その子を助ける事で自分も救われるんだ、そう思った。
けど、現実ってのは思い通りにはならないもんだ。
『ごめんなさい、ごめんなさい、ごめんなさい・・ごめん・なさ・・い』
まさか芙蓉のおじさんがバラしてしまうとは完全に予想外だった。
とはいえ元の鞘に戻ったかと聞かれるとそうとも言い難い。
あの日から和解するまで自分のしてきた行為の為か、どこかぎこちない。
とはいえ、俺のしてきた『我慢』が無駄にならずにうれしい限りだった。
それから数カ月。
亜沙先輩の卒業式の日に俺はもう一人の幼なじみである、八重桜に呼び出されていた。
〈今日の夕方、教室で待ってます。
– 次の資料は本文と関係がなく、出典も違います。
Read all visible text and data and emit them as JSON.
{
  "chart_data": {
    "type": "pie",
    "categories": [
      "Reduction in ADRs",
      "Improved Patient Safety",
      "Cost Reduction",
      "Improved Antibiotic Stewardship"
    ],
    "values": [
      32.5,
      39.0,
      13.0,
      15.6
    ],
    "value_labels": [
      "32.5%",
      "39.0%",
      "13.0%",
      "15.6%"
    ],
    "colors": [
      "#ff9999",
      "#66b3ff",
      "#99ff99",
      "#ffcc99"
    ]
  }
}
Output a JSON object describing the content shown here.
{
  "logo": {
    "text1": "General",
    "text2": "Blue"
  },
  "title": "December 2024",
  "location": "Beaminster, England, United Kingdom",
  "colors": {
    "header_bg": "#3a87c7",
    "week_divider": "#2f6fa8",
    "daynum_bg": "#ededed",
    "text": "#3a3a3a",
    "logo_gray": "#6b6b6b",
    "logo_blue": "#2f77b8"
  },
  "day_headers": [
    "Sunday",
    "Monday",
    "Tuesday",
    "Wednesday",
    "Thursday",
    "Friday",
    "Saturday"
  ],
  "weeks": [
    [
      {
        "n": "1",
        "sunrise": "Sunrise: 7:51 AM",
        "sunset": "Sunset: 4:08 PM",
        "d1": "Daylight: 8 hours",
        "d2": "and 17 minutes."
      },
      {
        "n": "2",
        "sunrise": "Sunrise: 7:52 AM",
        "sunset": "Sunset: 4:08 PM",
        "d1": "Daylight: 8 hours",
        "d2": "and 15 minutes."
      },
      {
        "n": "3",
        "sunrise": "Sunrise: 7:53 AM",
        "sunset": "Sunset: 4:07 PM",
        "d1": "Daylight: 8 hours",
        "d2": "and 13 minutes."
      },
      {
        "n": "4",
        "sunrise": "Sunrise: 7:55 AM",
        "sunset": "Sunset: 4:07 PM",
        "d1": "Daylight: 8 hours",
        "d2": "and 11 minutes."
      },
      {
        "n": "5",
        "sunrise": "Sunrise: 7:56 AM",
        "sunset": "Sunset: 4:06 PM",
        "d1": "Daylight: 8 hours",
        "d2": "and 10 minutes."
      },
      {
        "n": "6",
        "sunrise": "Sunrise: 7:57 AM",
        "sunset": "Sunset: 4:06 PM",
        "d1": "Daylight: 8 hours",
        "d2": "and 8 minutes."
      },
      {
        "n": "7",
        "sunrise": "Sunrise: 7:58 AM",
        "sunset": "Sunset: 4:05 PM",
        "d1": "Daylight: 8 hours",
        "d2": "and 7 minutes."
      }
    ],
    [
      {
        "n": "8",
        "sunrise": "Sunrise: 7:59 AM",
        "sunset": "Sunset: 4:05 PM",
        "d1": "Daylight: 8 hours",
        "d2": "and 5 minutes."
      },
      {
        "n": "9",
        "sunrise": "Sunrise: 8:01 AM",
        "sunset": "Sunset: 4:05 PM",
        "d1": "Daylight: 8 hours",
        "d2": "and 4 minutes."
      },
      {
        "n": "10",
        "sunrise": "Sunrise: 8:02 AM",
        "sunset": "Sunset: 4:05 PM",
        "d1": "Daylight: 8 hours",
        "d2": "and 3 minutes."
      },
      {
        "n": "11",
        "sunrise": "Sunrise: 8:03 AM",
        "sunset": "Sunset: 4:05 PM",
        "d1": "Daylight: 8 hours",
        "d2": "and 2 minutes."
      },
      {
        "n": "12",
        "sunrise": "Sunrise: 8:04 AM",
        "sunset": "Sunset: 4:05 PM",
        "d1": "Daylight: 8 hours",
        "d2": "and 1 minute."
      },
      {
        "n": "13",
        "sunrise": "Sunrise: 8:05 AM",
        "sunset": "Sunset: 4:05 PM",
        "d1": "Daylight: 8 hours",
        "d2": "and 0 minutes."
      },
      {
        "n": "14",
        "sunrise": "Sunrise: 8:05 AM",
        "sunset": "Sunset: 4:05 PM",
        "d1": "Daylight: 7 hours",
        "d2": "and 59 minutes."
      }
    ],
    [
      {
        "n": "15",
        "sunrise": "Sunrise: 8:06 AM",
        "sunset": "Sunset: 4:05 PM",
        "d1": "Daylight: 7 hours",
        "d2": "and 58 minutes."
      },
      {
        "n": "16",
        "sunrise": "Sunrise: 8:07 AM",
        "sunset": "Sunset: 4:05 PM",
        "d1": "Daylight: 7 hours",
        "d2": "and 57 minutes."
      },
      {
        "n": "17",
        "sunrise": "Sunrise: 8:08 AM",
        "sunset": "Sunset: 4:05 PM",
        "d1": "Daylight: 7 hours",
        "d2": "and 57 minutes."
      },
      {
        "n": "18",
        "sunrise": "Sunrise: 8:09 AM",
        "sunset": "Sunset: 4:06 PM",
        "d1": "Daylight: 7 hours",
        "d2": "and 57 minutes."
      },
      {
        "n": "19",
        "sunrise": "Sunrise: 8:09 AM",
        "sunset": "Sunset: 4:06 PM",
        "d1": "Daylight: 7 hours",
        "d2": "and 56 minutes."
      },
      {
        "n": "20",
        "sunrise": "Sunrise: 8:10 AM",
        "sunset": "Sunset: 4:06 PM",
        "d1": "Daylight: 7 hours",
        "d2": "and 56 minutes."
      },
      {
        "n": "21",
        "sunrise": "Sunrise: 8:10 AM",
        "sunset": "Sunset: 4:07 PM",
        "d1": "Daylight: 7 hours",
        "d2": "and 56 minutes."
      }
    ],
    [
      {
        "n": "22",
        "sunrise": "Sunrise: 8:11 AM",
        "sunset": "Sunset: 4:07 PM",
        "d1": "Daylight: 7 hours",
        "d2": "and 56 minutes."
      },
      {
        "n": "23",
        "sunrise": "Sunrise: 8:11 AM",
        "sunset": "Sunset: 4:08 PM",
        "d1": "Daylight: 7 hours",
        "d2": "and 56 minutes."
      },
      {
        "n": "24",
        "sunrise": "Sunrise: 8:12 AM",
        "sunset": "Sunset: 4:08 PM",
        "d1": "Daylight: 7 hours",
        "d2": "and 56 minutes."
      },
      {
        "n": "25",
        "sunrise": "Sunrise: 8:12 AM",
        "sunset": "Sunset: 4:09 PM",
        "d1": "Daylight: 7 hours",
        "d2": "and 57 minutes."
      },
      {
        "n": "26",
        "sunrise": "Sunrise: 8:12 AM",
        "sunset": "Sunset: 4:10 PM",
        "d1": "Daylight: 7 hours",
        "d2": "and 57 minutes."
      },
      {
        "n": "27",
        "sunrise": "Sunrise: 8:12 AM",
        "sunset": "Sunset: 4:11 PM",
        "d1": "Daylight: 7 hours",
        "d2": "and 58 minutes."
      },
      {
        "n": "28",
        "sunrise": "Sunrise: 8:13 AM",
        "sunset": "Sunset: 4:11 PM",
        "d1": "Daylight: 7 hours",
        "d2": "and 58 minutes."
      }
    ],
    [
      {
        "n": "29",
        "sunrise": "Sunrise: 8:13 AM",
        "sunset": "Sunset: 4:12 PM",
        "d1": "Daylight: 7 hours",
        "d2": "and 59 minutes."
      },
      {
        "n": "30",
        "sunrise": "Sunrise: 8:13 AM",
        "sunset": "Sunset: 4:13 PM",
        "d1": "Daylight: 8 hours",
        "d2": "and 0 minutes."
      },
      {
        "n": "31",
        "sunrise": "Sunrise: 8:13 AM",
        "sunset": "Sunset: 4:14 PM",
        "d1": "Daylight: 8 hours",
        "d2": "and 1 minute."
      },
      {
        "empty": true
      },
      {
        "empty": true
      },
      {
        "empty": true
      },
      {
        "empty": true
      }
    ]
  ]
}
楓ちゃんには内緒で〉桜が俺に楓抜きで何のようだろう?
そう思ったが、いや思ったからこそ俺はここにいた。
ガラガラ・・・・
教室の扉をあけると桜が窓から外を見ていた。
「よう、待ったか?」
「あ、稟君・・。」
「俺に用だって?」
「・・来てくれないかと思ってました。」
どうも様子がおかしい。
妙にそわそわしているし、歯切れも妙に悪い。